Но когда они бывали одни, чтоб вести такие разговоры? Малороссов и без того было много, а на коронацию понаехало — что гусей в Лемешках или Козельце. Да вместе со своими разодетыми гусынями. И все считали своим долгом засвидетельствовать уважение знаменитому земляку, а проще всего было — через его матушку. Видели, что ведь скучает она в облике придворной статс-дамы. Сам полковник Танский, провожавший ее в Московию, следом прискакал со всеми домочадцами. А уж других-то полковников!.. Статс-дама снимала с себя надоевшие роброны, облачалась в плахту и расшитую сорочку, начинала распоряжаться:
— Геть, девки! Ковер на пол.
В самом деле, что за гостевание за столом? Пластали на паркет царские ковры, распахивали окна, скидывали туфли и сапоги, — что статс-дама, что другие бабы, — все голоножкой на боку, вместе с растелешенными мужиками. С непременной скатертью-самобранкой посередь круга. С непременной горилкой, сливовой, не то вишневой. Ну его, венгерское или французское! Одна кислость во рту. То ли дело у них, по-казацки. Наталья Демьяновна опять становилась разбитной шинкаркой и щедро разливала по царским кубкам доморощенную горилку. Под звон серебряных чар полковник Танский умильно просил:
— Алексей Григорьевич, спиваемо?
У Алексея давно пресекся голос, но в окружении земляков вроде и взлетал кречетом. Он охотно запевал:
Ему охотно, особенно падкие до всякой ворожбы женщины, многоголосьем подтягивали:
Известно, что Елизавета раньше полуночи никогда не ложилась. Не дождавшись друга любезного, не дозвавшись его даже через фрейлину Авдотью, она догадывалась, что променял он ее на матерь хохлацкую. В гневе самодержавном, и всего-то при одной горничной, шла через бесконечные дворцовые переходы в апартаменты своей статс-дамы… и находила ее в одной сорочке, а друга любезного — и без башмаков, и без камзола, головой на коленях чьей-нибудь женушки-хохлушки. Свеча, с которой влетала Елизавета в покои статс-дамы, не сразу поднимала переполох; некоторое время еще мычал в коленях разлюбезный Алешенька:
Потом все же замечали стоявшую у порога государыню, при одной горничной и при одной свече, и вскакивали кто вверх, кто вниз головой. Надо было видеть суматошные поклоны пьяных хохлов! Будь на месте Елизаветы, скажем, Анна Иоанновна, она сейчас бы клич подала: «А рубить им головы!» Но в разъяренном виде влетала все-таки дочь Петрова, яблочко от яблони. Она стояла некоторое время, подперев бока, глядела, как пытались обуваться-одеваться ее перепуганные людишки, как путали кафтаны и обувку — кому доставался сапог с башмаком, а кому и башмак с дамской туфелькой… Долго, безгласно мытарила она всех, а особенно друга разлюбезного, припадавшего к ручке… и вдруг самолично скидывала атласные туфельки, шлепала ими по склоненной повинной голове… и разражалась безудержным хохотом:
— В самом деле, почему не веселиться? Бог весть, где нам завтра быть… Мой камергер! Усадите ли меня в свой круг? Не ослабли ли у вас ручки?

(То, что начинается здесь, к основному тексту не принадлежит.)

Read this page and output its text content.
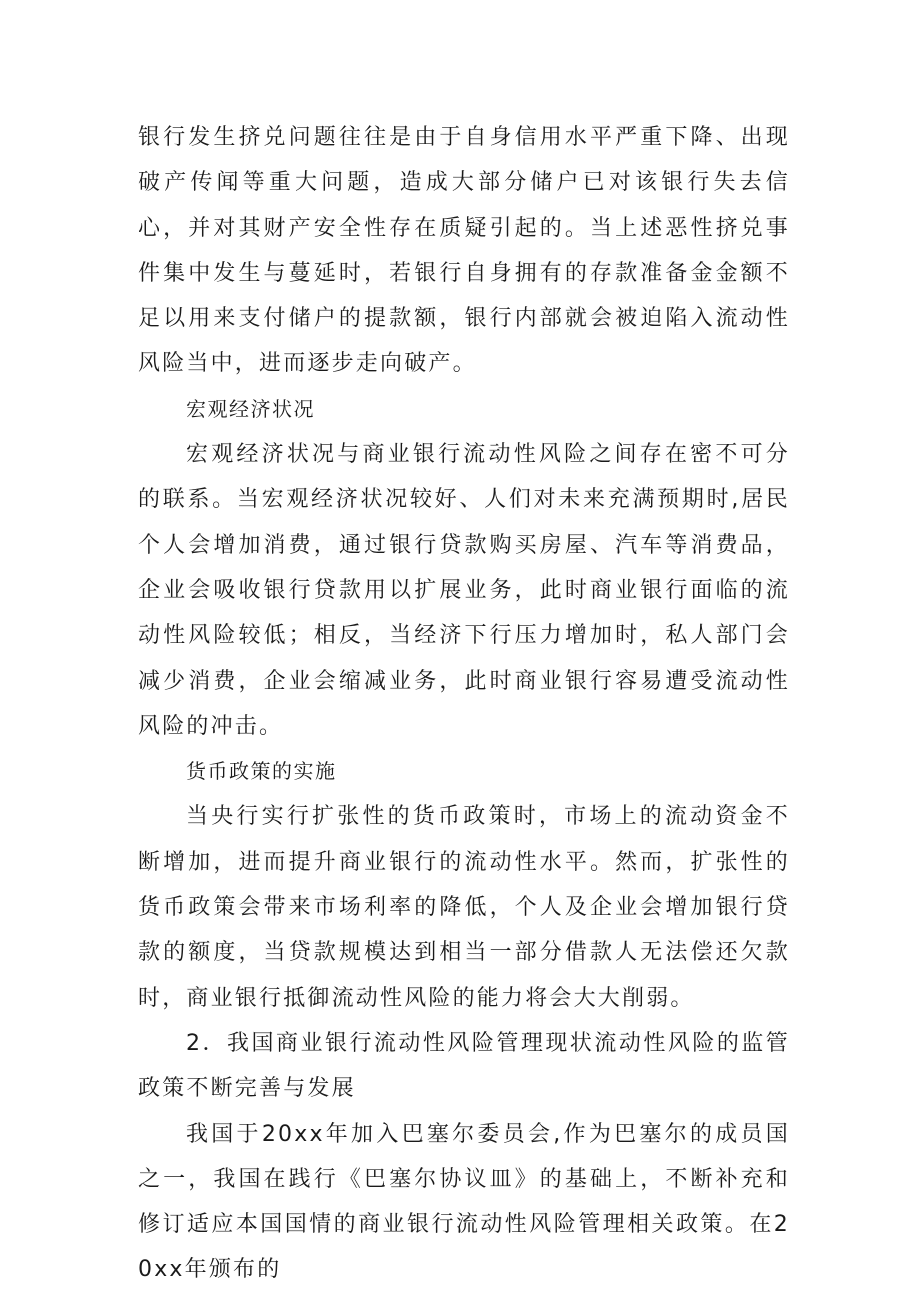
银行发生挤兑问题往往是由于自身信用水平严重下降、出现破产传闻等重大问题，造成大部分储户已对该银行失去信心，并对其财产安全性存在质疑引起的。当上述恶性挤兑事件集中发生与蔓延时，若银行自身拥有的存款准备金金额不足以用来支付储户的提款额，银行内部就会被迫陷入流动性风险当中，进而逐步走向破产。

宏观经济状况

宏观经济状况与商业银行流动性风险之间存在密不可分的联系。当宏观经济状况较好、人们对未来充满预期时,居民个人会增加消费，通过银行贷款购买房屋、汽车等消费品，企业会吸收银行贷款用以扩展业务，此时商业银行面临的流动性风险较低；相反，当经济下行压力增加时，私人部门会减少消费，企业会缩减业务，此时商业银行容易遭受流动性风险的冲击。

货币政策的实施

当央行实行扩张性的货币政策时，市场上的流动资金不断增加，进而提升商业银行的流动性水平。然而，扩张性的货币政策会带来市场利率的降低，个人及企业会增加银行贷款的额度，当贷款规模达到相当一部分借款人无法偿还欠款时，商业银行抵御流动性风险的能力将会大大削弱。

2．我国商业银行流动性风险管理现状流动性风险的监管政策不断完善与发展

我国于20xx年加入巴塞尔委员会,作为巴塞尔的成员国之一，我国在践行《巴塞尔协议皿》的基础上，不断补充和修订适应本国国情的商业银行流动性风险管理相关政策。在20xx年颁布的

Алексей знал, как гнев на милость меняется. Он подхватывал сразу размякшую государыню, не такую уж тощенькую, прямо на руки и возносил на ковер. И покаянно говорил:
— Чтоб не полошить слуг, я сам сбегаю за французским…
— У вас-то что? — оглядывала самодержавная гостья ночную самобранку.

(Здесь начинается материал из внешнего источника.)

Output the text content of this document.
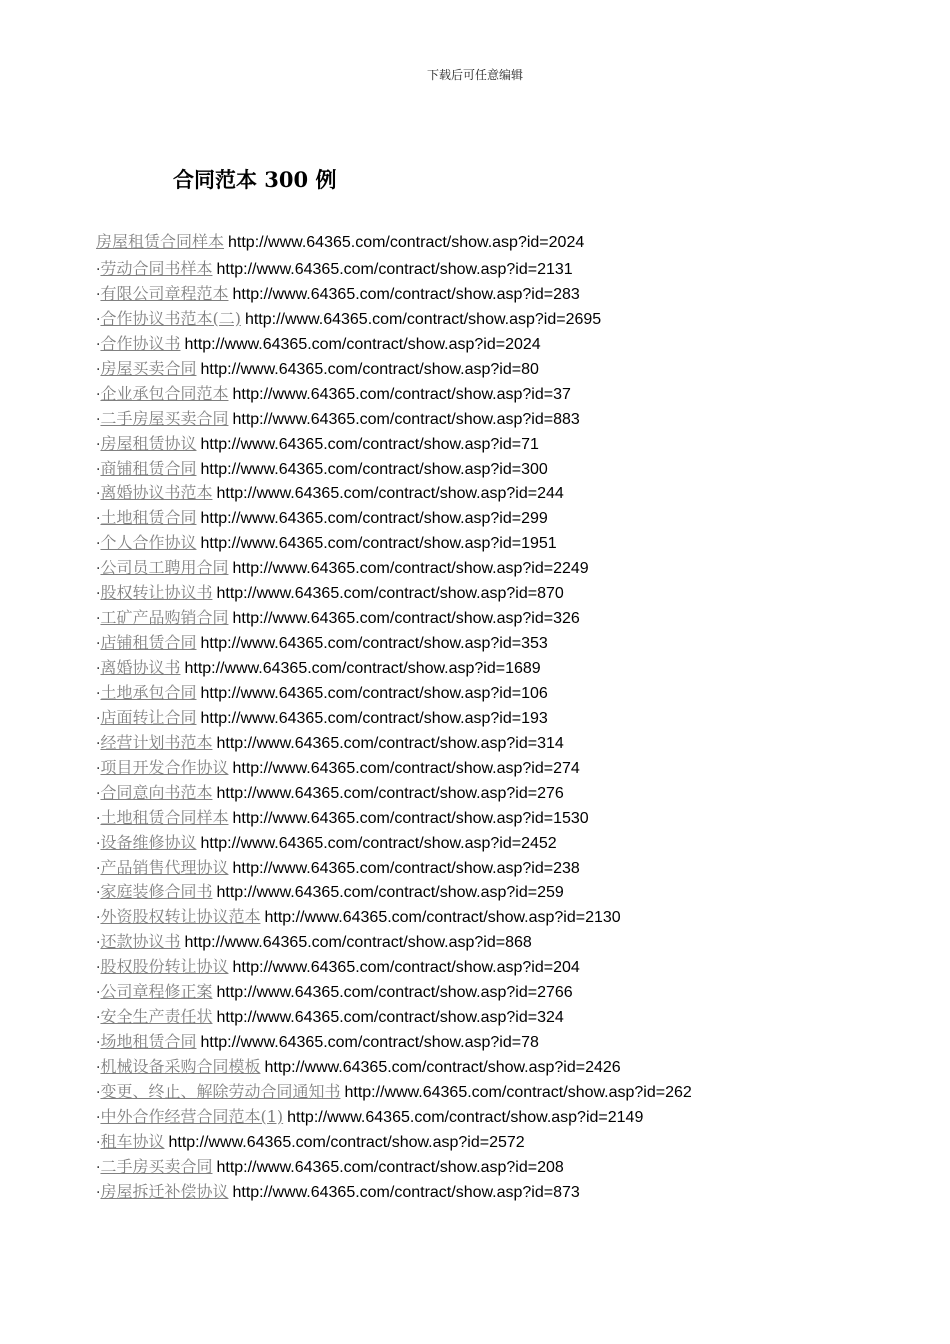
下载后可任意编辑
合同范本 300 例
房屋租赁合同样本 http://www.64365.com/contract/show.asp?id=2024
·劳动合同书样本 http://www.64365.com/contract/show.asp?id=2131
·有限公司章程范本 http://www.64365.com/contract/show.asp?id=283
·合作协议书范本(二) http://www.64365.com/contract/show.asp?id=2695
·合作协议书 http://www.64365.com/contract/show.asp?id=2024
·房屋买卖合同 http://www.64365.com/contract/show.asp?id=80
·企业承包合同范本 http://www.64365.com/contract/show.asp?id=37
·二手房屋买卖合同 http://www.64365.com/contract/show.asp?id=883
·房屋租赁协议 http://www.64365.com/contract/show.asp?id=71
·商铺租赁合同 http://www.64365.com/contract/show.asp?id=300
·离婚协议书范本 http://www.64365.com/contract/show.asp?id=244
·土地租赁合同 http://www.64365.com/contract/show.asp?id=299
·个人合作协议 http://www.64365.com/contract/show.asp?id=1951
·公司员工聘用合同 http://www.64365.com/contract/show.asp?id=2249
·股权转让协议书 http://www.64365.com/contract/show.asp?id=870
·工矿产品购销合同 http://www.64365.com/contract/show.asp?id=326
·店铺租赁合同 http://www.64365.com/contract/show.asp?id=353
·离婚协议书 http://www.64365.com/contract/show.asp?id=1689
·土地承包合同 http://www.64365.com/contract/show.asp?id=106
·店面转让合同 http://www.64365.com/contract/show.asp?id=193
·经营计划书范本 http://www.64365.com/contract/show.asp?id=314
·项目开发合作协议 http://www.64365.com/contract/show.asp?id=274
·合同意向书范本 http://www.64365.com/contract/show.asp?id=276
·土地租赁合同样本 http://www.64365.com/contract/show.asp?id=1530
·设备维修协议 http://www.64365.com/contract/show.asp?id=2452
·产品销售代理协议 http://www.64365.com/contract/show.asp?id=238
·家庭装修合同书 http://www.64365.com/contract/show.asp?id=259
·外资股权转让协议范本 http://www.64365.com/contract/show.asp?id=2130
·还款协议书 http://www.64365.com/contract/show.asp?id=868
·股权股份转让协议 http://www.64365.com/contract/show.asp?id=204
·公司章程修正案 http://www.64365.com/contract/show.asp?id=2766
·安全生产责任状 http://www.64365.com/contract/show.asp?id=324
·场地租赁合同 http://www.64365.com/contract/show.asp?id=78
·机械设备采购合同模板 http://www.64365.com/contract/show.asp?id=2426
·变更、终止、解除劳动合同通知书 http://www.64365.com/contract/show.asp?id=262
·中外合作经营合同范本(1) http://www.64365.com/contract/show.asp?id=2149
·租车协议 http://www.64365.com/contract/show.asp?id=2572
·二手房买卖合同 http://www.64365.com/contract/show.asp?id=208
·房屋拆迁补偿协议 http://www.64365.com/contract/show.asp?id=873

— Горилка, ваше величество… — еще не придя в себя, бубнил киевский полковник.
— Вишневая варенуха… — торча на коленях перед государыней, винилась бывшая шинкарка, у которой даже в ее шинке бывало венгерское.
— Так за чем дело стало? Не пивала я варенухи!
Ей наливали сразу в несколько рук, но она брала от Натальи Демяновны, напоминая:
— Благословен плод чрева твоего, а то бы…
Не стоило объяснять, что было бы!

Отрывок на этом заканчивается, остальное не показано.